Consumer prices were very weak in December. The CPI is seasonally soft at year-end but last month's 0.5 percent drop versus November was the steepest since July 2012 and sharp enough to reduce the annual inflation rate by 0.2 percentage points to minus 0.3 percent, its lowest reading since November 2013.

Compared with mid-quarter, prices were down in most categories but, predictably, the standout decline was in petrol which posted a 7.3 percent slump and alone subtracted nearly 0.3 percentage points from the monthly change in the headline index. There was also a 0.5 percent slide in food and non-alcoholic charges which meant that the core index, which excludes energy and unprocessed food, fell a relatively mild 0.2 percent on the month. Indeed, annual underlying inflation actually picked up a couple of ticks to 0.3 percent.

The acceleration in core inflation should be well received by the SNB but the central bank will still be concerned that the fall in the overall rate might prompt a further downgrading of household inflation expectations. In any event deflation worries have not been eased by today's data and the SNB can be expected to continue to defend its exchange rate target floor with the utmost vigour.

The consumer price index measures the price of a basket of goods (commodities and services) which is assumed to represent the average consumption habits of private households. The consumer price index is thus a yardstick for the cost development of the goods consumed (price level). Although not a member of the Eurozone, a harmonized index of consumer prices (HICP), measured according to Eurostat's procedures is also published alongside the CPI.

The price level is the weighted average of various output prices in the economy. The price level measures the price of a defined basket of goods which is a cross-section of the goods produced or consumed in an economy (commodities and services). A stable price level does not necessarily imply stable unit prices: price rises for individual goods may be compensated by price reductions for other goods so that overall the price level remains constant. A rise in the price level implies a decline in the purchasing power of money: on average, a monetary unit will buy a smaller number of commodity units. Consequently, the price level and monetary value always exhibit opposite development.

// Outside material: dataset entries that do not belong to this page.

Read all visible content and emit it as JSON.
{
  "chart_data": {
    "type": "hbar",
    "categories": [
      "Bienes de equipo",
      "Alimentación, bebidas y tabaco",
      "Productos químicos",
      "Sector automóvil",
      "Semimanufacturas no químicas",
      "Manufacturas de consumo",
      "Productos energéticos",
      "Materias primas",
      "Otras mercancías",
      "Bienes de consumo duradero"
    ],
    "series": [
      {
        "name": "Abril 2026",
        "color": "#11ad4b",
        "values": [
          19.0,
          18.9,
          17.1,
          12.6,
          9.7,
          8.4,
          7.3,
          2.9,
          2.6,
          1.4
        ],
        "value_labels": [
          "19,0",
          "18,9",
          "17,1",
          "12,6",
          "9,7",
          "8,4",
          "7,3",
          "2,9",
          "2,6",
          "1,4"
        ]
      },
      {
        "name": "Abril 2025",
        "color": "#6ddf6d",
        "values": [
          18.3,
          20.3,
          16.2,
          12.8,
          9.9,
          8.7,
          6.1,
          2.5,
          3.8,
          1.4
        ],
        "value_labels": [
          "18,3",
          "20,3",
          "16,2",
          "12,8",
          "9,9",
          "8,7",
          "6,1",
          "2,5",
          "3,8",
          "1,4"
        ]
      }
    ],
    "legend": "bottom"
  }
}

The consumer price index is the most widely followed indicator of inflation. An investor who understands how inflation influences the markets will benefit over those investors that do not understand the impact. Inflation is an increase in the overall prices of goods and services. The relationship between inflation and interest rates is the key to understanding how indicators such as the CPI influence the markets- and your investments. Inflation (along with various risks) basically explains how interest rates are set on everything from loans to notes and bonds. As the rate of inflation changes and as expectations on inflation change, the markets adjust interest rates. The effect ripples across stocks, bonds, commodities, and your portfolio, often in a dramatic fashion. By tracking inflation, whether high or low, rising or falling, investors can anticipate how different types of investments will perform. Over the long run, the bond market will rally (fall) when increases in the CPI are small (large). The equity market rallies with the bond market because low inflation promises low interest rates and is good for profits.